Poor Hilda has yet to shown any signs of rehabilitation itself, saddled as it is with associations of Hilda Ogden in long-running British soap opera Coronation Street.

But not all -ildas should be tarred with the same brush. In the last couple of years, Matilda has returned to the US top 1000, though it still has a long way to go.

Elsewhere, though, it is already becoming very popular. In the UK, for instance, it ranked 46th in 2009.

But it’s Down Under, appropriately enough, where Matilda is really waltzing  — it was 18th in New South Wales in 2010.

This magnificent old name started out in early medieval Germany as Mahthildis, combining Old German mahti ‘might’ and ‘strength’ with hildi — the Old German equivalent of hild. Matilda of Flanders was the wife of William the Conqueror, and the name was extremely popular in medieval times, often in the vernacular form Maud.

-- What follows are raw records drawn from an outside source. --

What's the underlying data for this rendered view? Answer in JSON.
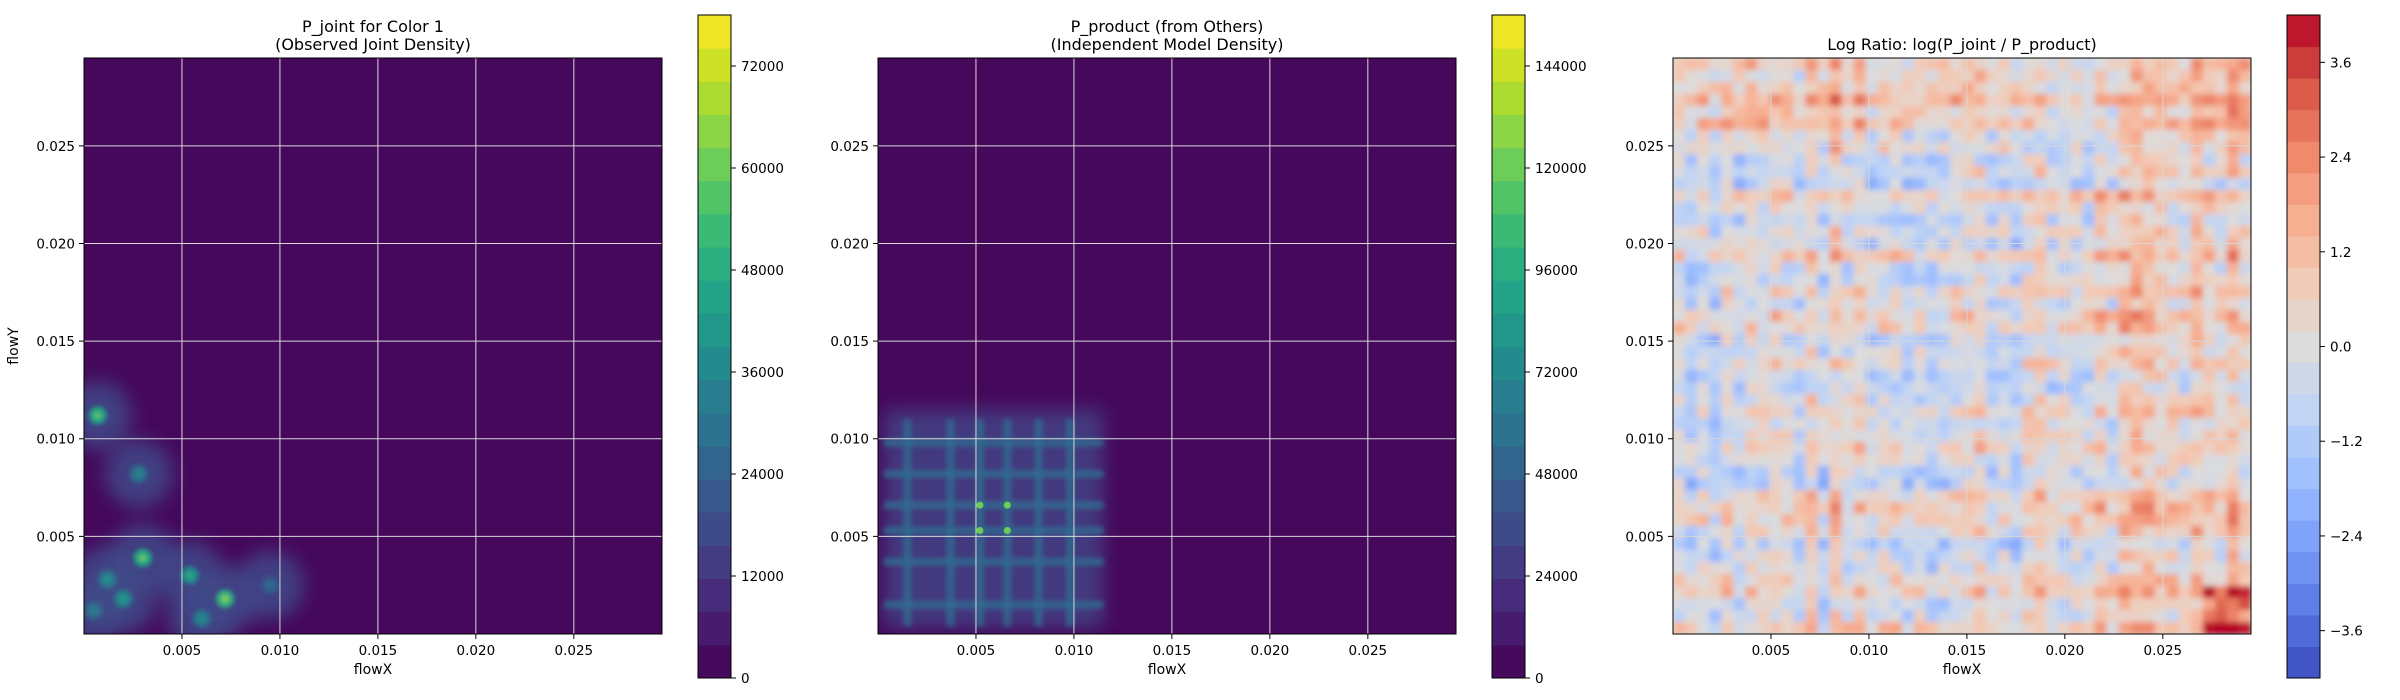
{
  "chart_data": [
    {
      "type": "heatmap",
      "title_lines": [
        "P_joint for Color 1",
        "(Observed Joint Density)"
      ],
      "xlabel": "flowX",
      "ylabel": "flowY",
      "xlim": [
        0.0,
        0.0295
      ],
      "ylim": [
        0.0,
        0.0295
      ],
      "xticks": [
        0.005,
        0.01,
        0.015,
        0.02,
        0.025
      ],
      "xtick_labels": [
        "0.005",
        "0.010",
        "0.015",
        "0.020",
        "0.025"
      ],
      "yticks": [
        0.005,
        0.01,
        0.015,
        0.02,
        0.025
      ],
      "ytick_labels": [
        "0.005",
        "0.010",
        "0.015",
        "0.020",
        "0.025"
      ],
      "grid": true,
      "colormap": "viridis",
      "colorbar": {
        "range": [
          0,
          78000
        ],
        "ticks": [
          0,
          12000,
          24000,
          36000,
          48000,
          60000,
          72000
        ],
        "tick_labels": [
          "0",
          "12000",
          "24000",
          "36000",
          "48000",
          "60000",
          "72000"
        ],
        "levels": 20
      },
      "density_peaks": [
        {
          "x": 0.0007,
          "y": 0.0112,
          "value": 60000
        },
        {
          "x": 0.003,
          "y": 0.0039,
          "value": 62000
        },
        {
          "x": 0.0072,
          "y": 0.0018,
          "value": 66000
        },
        {
          "x": 0.0054,
          "y": 0.003,
          "value": 50000
        },
        {
          "x": 0.0012,
          "y": 0.0028,
          "value": 42000
        },
        {
          "x": 0.0028,
          "y": 0.0082,
          "value": 38000
        },
        {
          "x": 0.006,
          "y": 0.0008,
          "value": 40000
        },
        {
          "x": 0.0005,
          "y": 0.0012,
          "value": 36000
        },
        {
          "x": 0.0095,
          "y": 0.0025,
          "value": 30000
        },
        {
          "x": 0.002,
          "y": 0.0018,
          "value": 45000
        }
      ]
    },
    {
      "type": "heatmap",
      "title_lines": [
        "P_product (from Others)",
        "(Independent Model Density)"
      ],
      "xlabel": "flowX",
      "ylabel": "",
      "xlim": [
        0.0,
        0.0295
      ],
      "ylim": [
        0.0,
        0.0295
      ],
      "xticks": [
        0.005,
        0.01,
        0.015,
        0.02,
        0.025
      ],
      "xtick_labels": [
        "0.005",
        "0.010",
        "0.015",
        "0.020",
        "0.025"
      ],
      "yticks": [
        0.005,
        0.01,
        0.015,
        0.02,
        0.025
      ],
      "ytick_labels": [
        "0.005",
        "0.010",
        "0.015",
        "0.020",
        "0.025"
      ],
      "grid": true,
      "colormap": "viridis",
      "colorbar": {
        "range": [
          0,
          156000
        ],
        "ticks": [
          0,
          24000,
          48000,
          72000,
          96000,
          120000,
          144000
        ],
        "tick_labels": [
          "0",
          "24000",
          "48000",
          "72000",
          "96000",
          "120000",
          "144000"
        ],
        "levels": 20
      },
      "marginal_x_peaks": [
        0.0015,
        0.0037,
        0.0052,
        0.0066,
        0.0082,
        0.0098
      ],
      "marginal_y_peaks": [
        0.0015,
        0.0037,
        0.0053,
        0.0066,
        0.0082,
        0.0098
      ]
    },
    {
      "type": "heatmap",
      "title": "Log Ratio: log(P_joint / P_product)",
      "xlabel": "flowX",
      "ylabel": "",
      "xlim": [
        0.0,
        0.0295
      ],
      "ylim": [
        0.0,
        0.0295
      ],
      "xticks": [
        0.005,
        0.01,
        0.015,
        0.02,
        0.025
      ],
      "xtick_labels": [
        "0.005",
        "0.010",
        "0.015",
        "0.020",
        "0.025"
      ],
      "yticks": [
        0.005,
        0.01,
        0.015,
        0.02,
        0.025
      ],
      "ytick_labels": [
        "0.005",
        "0.010",
        "0.015",
        "0.020",
        "0.025"
      ],
      "grid": true,
      "colormap": "coolwarm",
      "colorbar": {
        "range": [
          -4.2,
          4.2
        ],
        "ticks": [
          -3.6,
          -2.4,
          -1.2,
          0.0,
          1.2,
          2.4,
          3.6
        ],
        "tick_labels": [
          "−3.6",
          "−2.4",
          "−1.2",
          "0.0",
          "1.2",
          "2.4",
          "3.6"
        ],
        "levels": 21
      }
    }
  ]
}
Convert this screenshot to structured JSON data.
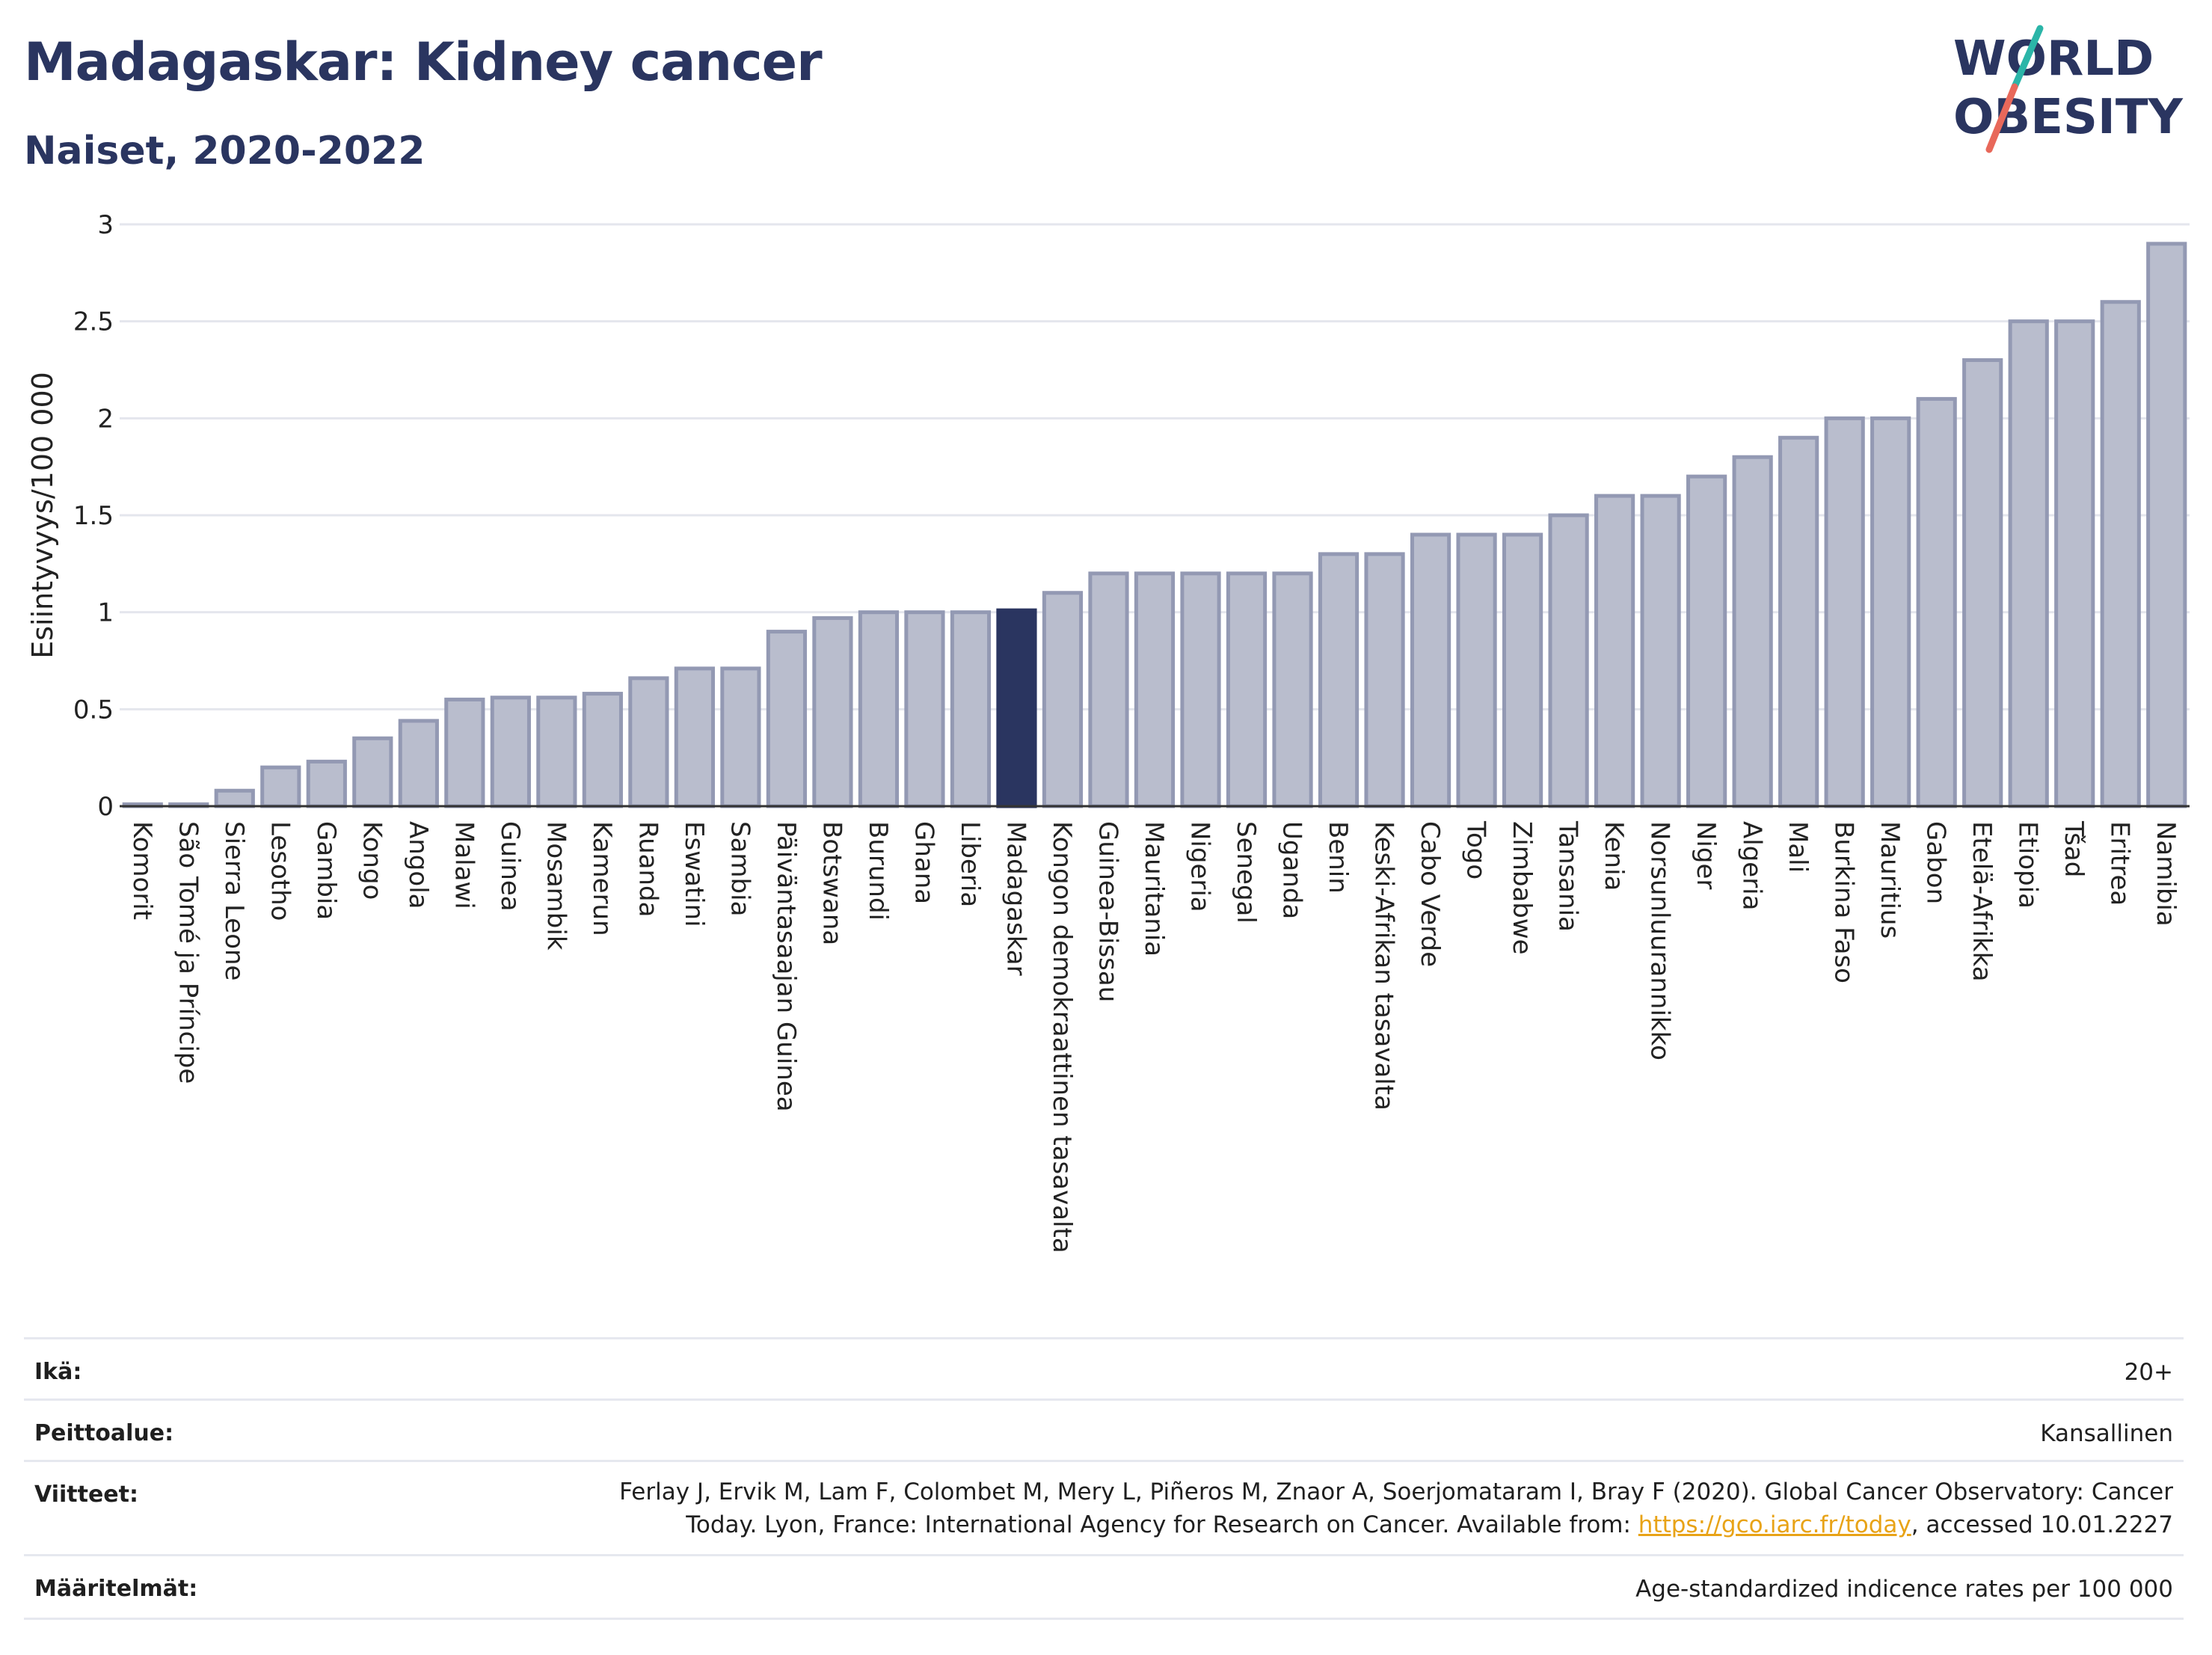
{
  "header": {
    "title": "Madagaskar: Kidney cancer",
    "subtitle": "Naiset, 2020-2022"
  },
  "logo": {
    "line1": "WORLD",
    "line2": "OBESITY",
    "accent_teal": "#2bb5a8",
    "accent_coral": "#e8685a",
    "text_color": "#2a3560"
  },
  "chart_data": {
    "type": "bar",
    "ylabel": "Esiintyvyys/100 000",
    "ylim": [
      0,
      3
    ],
    "yticks": [
      0,
      0.5,
      1,
      1.5,
      2,
      2.5,
      3
    ],
    "ytick_labels": [
      "0",
      "0.5",
      "1",
      "1.5",
      "2",
      "2.5",
      "3"
    ],
    "grid": true,
    "highlight": "Madagaskar",
    "colors": {
      "bar": "#b9bdcd",
      "bar_border": "#9399b3",
      "highlight": "#2a3560"
    },
    "categories": [
      "Komorit",
      "São Tomé ja Príncipe",
      "Sierra Leone",
      "Lesotho",
      "Gambia",
      "Kongo",
      "Angola",
      "Malawi",
      "Guinea",
      "Mosambik",
      "Kamerun",
      "Ruanda",
      "Eswatini",
      "Sambia",
      "Päiväntasaajan Guinea",
      "Botswana",
      "Burundi",
      "Ghana",
      "Liberia",
      "Madagaskar",
      "Kongon demokraattinen tasavalta",
      "Guinea-Bissau",
      "Mauritania",
      "Nigeria",
      "Senegal",
      "Uganda",
      "Benin",
      "Keski-Afrikan tasavalta",
      "Cabo Verde",
      "Togo",
      "Zimbabwe",
      "Tansania",
      "Kenia",
      "Norsunluurannikko",
      "Niger",
      "Algeria",
      "Mali",
      "Burkina Faso",
      "Mauritius",
      "Gabon",
      "Etelä-Afrikka",
      "Etiopia",
      "Tšad",
      "Eritrea",
      "Namibia"
    ],
    "values": [
      0.01,
      0.01,
      0.08,
      0.2,
      0.23,
      0.35,
      0.44,
      0.55,
      0.56,
      0.56,
      0.58,
      0.66,
      0.71,
      0.71,
      0.9,
      0.97,
      1.0,
      1.0,
      1.0,
      1.01,
      1.1,
      1.2,
      1.2,
      1.2,
      1.2,
      1.2,
      1.3,
      1.3,
      1.4,
      1.4,
      1.4,
      1.5,
      1.6,
      1.6,
      1.7,
      1.8,
      1.9,
      2.0,
      2.0,
      2.1,
      2.3,
      2.5,
      2.5,
      2.6,
      2.9
    ]
  },
  "info": {
    "age_label": "Ikä:",
    "age_value": "20+",
    "coverage_label": "Peittoalue:",
    "coverage_value": "Kansallinen",
    "refs_label": "Viitteet:",
    "refs_line1": "Ferlay J, Ervik M, Lam F, Colombet M, Mery L, Piñeros M, Znaor A, Soerjomataram I, Bray F (2020). Global Cancer Observatory: Cancer",
    "refs_line2_pre": "Today. Lyon, France: International Agency for Research on Cancer. Available from: ",
    "refs_link": "https://gco.iarc.fr/today",
    "refs_line2_post": ", accessed 10.01.2227",
    "defs_label": "Määritelmät:",
    "defs_value": "Age-standardized indicence rates per 100 000"
  }
}
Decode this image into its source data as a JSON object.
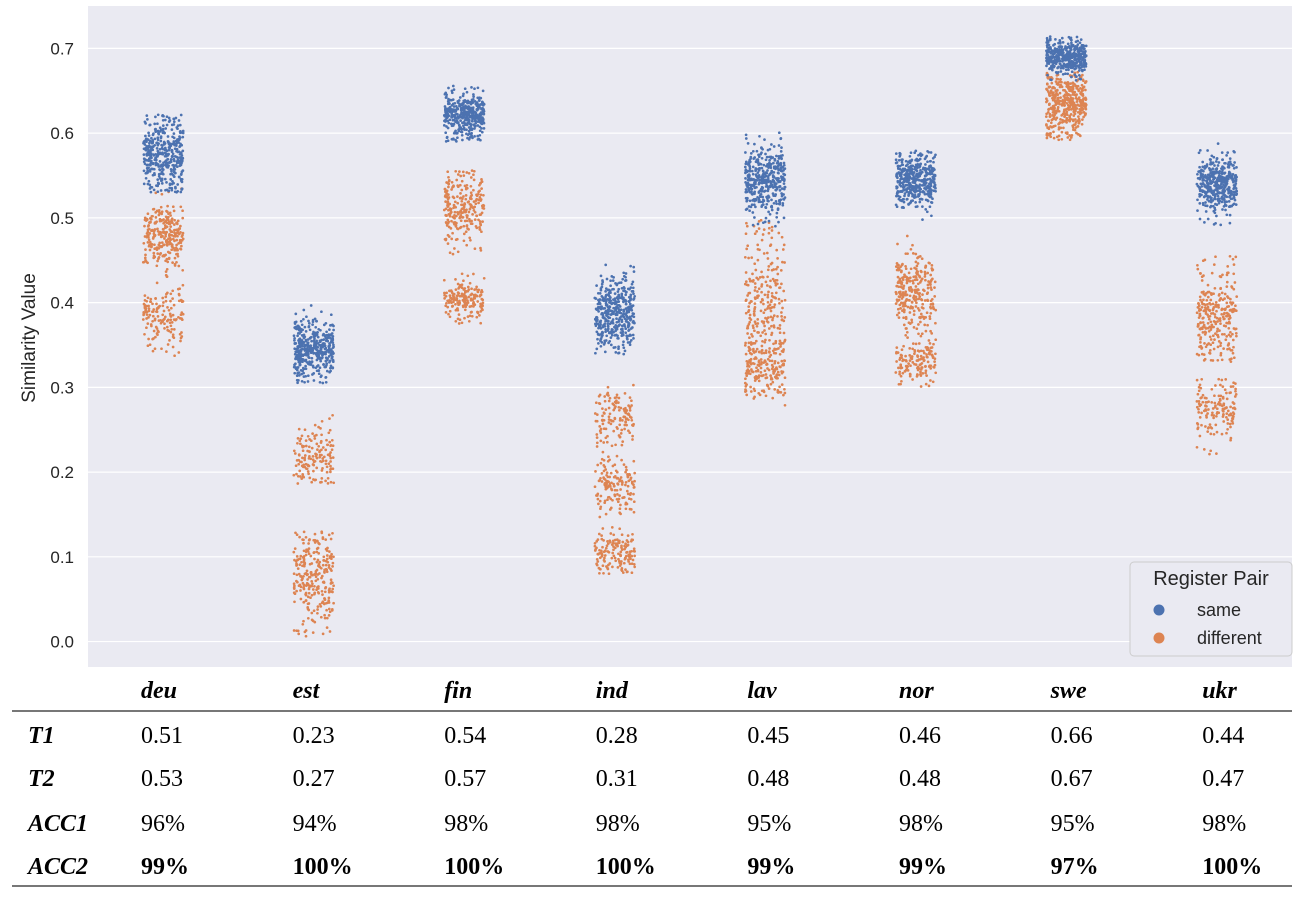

One of its traditional short forms is Maddy, and it is one of the medieval names behind the surname Maddison.

But without further ado, here is a hearty selection of -ildas/-ilds from around Europe and throughout the centuries:

Alfhild, Audhild, Borghild, Botilda, Brunhild, Casilda, Clotilda, Durilda, Eoforhild, Ermengilda, Estrilda, Everilda, Farahilda, Farilda, Gerhild, Gilda, Gunhild, Gunilda, Hextilda, Hilda, Ignvild, Irmhild, Kriemhild, Lovilda, Magnild, Marilda, Matilda, Merilda, Milda, Otthild, Pharahilda, Ragnilda, Ravenilda, Reinhild, Richilda, Romilda, Ronilda, Sieghild, Somerilda, Sunilda, Swanilda, Thorilda, Tilda, Torilda, Wachilda, Wilda.